24 February 2014

The Custody of Nigeria

Construction of St Francis of Assisi Church in Enugu, Nigeria

There is one less item on my "bucket list" now that I have had an opportunity to visit our Capuchin Custody of Nigeria. I was invited here to give a series of seminars to the brothers of the Custody. I spoke to the Custody's twenty-five post-novices last Saturday, and will speak to the perpetually professed brothers this week.

Although there was at least one previous attempt to establish a Capuchin mission in Nigeria, we have had a continuous presence there only since the early 1990's. It was established as a Custody of the Province of Tuscany in 1994. It was the only jurisdiction of the Order established during my nine-month assignment as General Secretary of the Order so the Decree of Establishment bears my signature. Since then I have always harbored a desire to see what my hand hath wrought.

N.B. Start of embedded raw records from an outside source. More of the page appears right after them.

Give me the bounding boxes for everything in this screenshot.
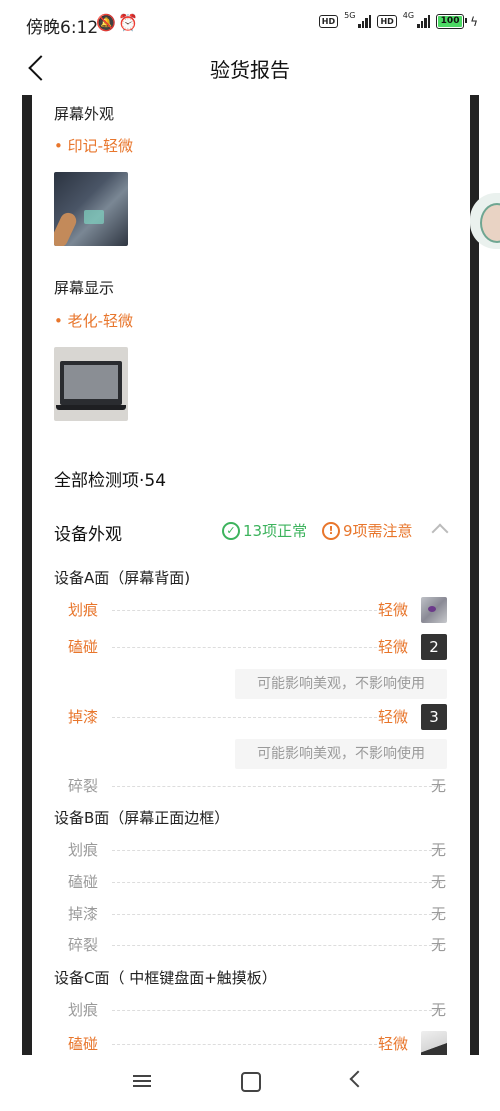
status-indicators: HD 5G HD 4G 100 ϟ xyxy=(318,11,478,29)
row-value: 无 xyxy=(431,936,447,954)
row-note: 可能影响美观，不影响使用 xyxy=(235,669,447,699)
back-nav-icon[interactable] xyxy=(349,1070,367,1088)
report-content[interactable]: 屏幕外观 • 印记-轻微 屏幕显示 • 老化-轻微 全部检测项·54 设备外观 … xyxy=(32,95,470,1055)
row-value: 轻微 xyxy=(378,708,409,726)
content-frame-left xyxy=(22,95,32,1055)
row-value: 轻微 xyxy=(378,638,409,656)
table-row: 碎裂 无 xyxy=(54,934,446,956)
screen-appearance-issue: • 印记-轻微 xyxy=(54,137,134,155)
hd-icon-2: HD xyxy=(377,15,397,28)
table-row: 划痕 无 xyxy=(54,839,446,861)
signal-icon xyxy=(358,15,372,28)
charging-icon: ϟ xyxy=(470,14,478,29)
row-value: 轻微 xyxy=(378,1035,409,1053)
row-divider xyxy=(112,1010,442,1011)
row-value: 轻微 xyxy=(378,601,409,619)
table-row: 划痕 无 xyxy=(54,999,446,1021)
screen-display-photo[interactable] xyxy=(54,347,128,421)
ok-count-badge: ✓ 13项正常 xyxy=(222,520,307,541)
group-c-title: 设备C面（ 中框键盘面+触摸板） xyxy=(54,969,277,987)
row-divider xyxy=(112,1044,382,1045)
signal-icon-2 xyxy=(417,15,431,28)
row-name: 划痕 xyxy=(68,841,99,859)
row-divider xyxy=(112,850,442,851)
row-value: 无 xyxy=(431,1001,447,1019)
table-row[interactable]: 划痕 轻微 xyxy=(54,597,447,623)
row-photo[interactable] xyxy=(421,597,447,623)
header-bar: 验货报告 xyxy=(0,46,500,90)
battery-icon: 100 xyxy=(436,14,468,29)
table-row: 掉漆 无 xyxy=(54,903,446,925)
battery-level: 100 xyxy=(438,16,463,27)
row-name: 磕碰 xyxy=(68,638,99,656)
hd-icon: HD xyxy=(318,15,339,28)
table-row[interactable]: 磕碰 轻微 2 xyxy=(54,634,447,660)
row-photo-count[interactable]: 2 xyxy=(421,634,447,660)
row-divider xyxy=(112,945,442,946)
status-time: 傍晚6:12 xyxy=(26,18,99,38)
row-name: 碎裂 xyxy=(68,936,99,954)
table-row[interactable]: 磕碰 轻微 xyxy=(54,1031,447,1055)
row-name: 掉漆 xyxy=(68,708,99,726)
row-divider xyxy=(112,647,382,648)
screen-display-label: 屏幕显示 xyxy=(54,279,115,297)
screen-appearance-photo[interactable] xyxy=(54,172,128,246)
alarm-icon: ⏰ xyxy=(118,13,138,32)
network-4g-label: 4G xyxy=(402,11,415,20)
row-name: 划痕 xyxy=(68,601,99,619)
row-divider xyxy=(112,882,442,883)
row-name: 磕碰 xyxy=(68,873,99,891)
warn-count-text: 9项需注意 xyxy=(343,522,413,540)
table-row: 磕碰 无 xyxy=(54,871,446,893)
row-value: 无 xyxy=(431,777,447,795)
row-value: 无 xyxy=(431,841,447,859)
screen-appearance-label: 屏幕外观 xyxy=(54,105,115,123)
row-divider xyxy=(112,610,382,611)
mute-bell-icon: 🔕 xyxy=(96,13,116,32)
status-bar: 傍晚6:12 🔕 ⏰ HD 5G HD 4G 100 ϟ xyxy=(0,0,500,46)
photo-laptop-screen xyxy=(64,365,118,399)
row-note: 可能影响美观，不影响使用 xyxy=(235,739,447,769)
total-checks: 全部检测项·54 xyxy=(54,471,167,491)
section-title: 设备外观 xyxy=(54,525,122,545)
row-value: 无 xyxy=(431,873,447,891)
row-name: 掉漆 xyxy=(68,905,99,923)
photo-laptop xyxy=(60,361,122,405)
warn-count-badge: ! 9项需注意 xyxy=(322,520,413,541)
ok-count-text: 13项正常 xyxy=(243,522,308,540)
row-value: 无 xyxy=(431,905,447,923)
network-5g-label: 5G xyxy=(344,11,356,20)
row-photo[interactable] xyxy=(421,1031,447,1055)
row-divider xyxy=(112,717,382,718)
home-icon[interactable] xyxy=(241,1072,261,1092)
row-name: 划痕 xyxy=(68,1001,99,1019)
group-a-title: 设备A面（屏幕背面) xyxy=(54,569,191,587)
menu-icon[interactable] xyxy=(133,1072,151,1088)
photo-reflection xyxy=(84,210,104,224)
row-divider xyxy=(112,914,442,915)
collapse-chevron-icon[interactable] xyxy=(431,523,449,541)
row-name: 磕碰 xyxy=(68,1035,99,1053)
photo-finger xyxy=(54,210,79,246)
table-row[interactable]: 掉漆 轻微 3 xyxy=(54,704,447,730)
row-divider xyxy=(112,786,442,787)
photo-laptop-base xyxy=(56,405,126,410)
group-b-title: 设备B面（屏幕正面边框） xyxy=(54,809,230,827)
table-row: 碎裂 无 xyxy=(54,775,446,797)
screen-display-issue: • 老化-轻微 xyxy=(54,312,134,330)
row-photo-count[interactable]: 3 xyxy=(421,704,447,730)
page-title: 验货报告 xyxy=(210,58,290,82)
row-name: 碎裂 xyxy=(68,777,99,795)
warning-circle-icon: ! xyxy=(322,521,340,540)
system-nav-bar xyxy=(0,1055,500,1111)
avatar-face-icon xyxy=(480,203,500,243)
check-circle-icon: ✓ xyxy=(222,521,240,540)
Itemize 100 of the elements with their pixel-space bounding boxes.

The beginnings of the Custody can, in some sense, be traced back to my home province of Mid-America. In the late 1970's, Clement Emodi was a young Nigerian doing university studies in Omaha, Nebraska. He felt a call to religious life so he applied and was accepted into the 1980-81 novitiate class of the Mid-America Province. Rather than make profession in the Mid-America Province, however, he decided to return to Nigeria and ask the bishop to invite Capuchins to his diocese. His persistence paid off, as the Bishop asked the then-General Minister Br. Flavio Roberto Carraro to open a mission in his Diocese of Onitsha. Clement, who now goes by his given name of Akosa, was the first Nigerian to be professed a Capuchin.

The Custody now has almost sixty temporarily- and perpetually-professed brothers. They have expanded their presence to seven fraternities in several different dioceses. The photograph above was taken at one of their newer fraternities. St Francis of Assisi Friary is their second fraternity in Enugu.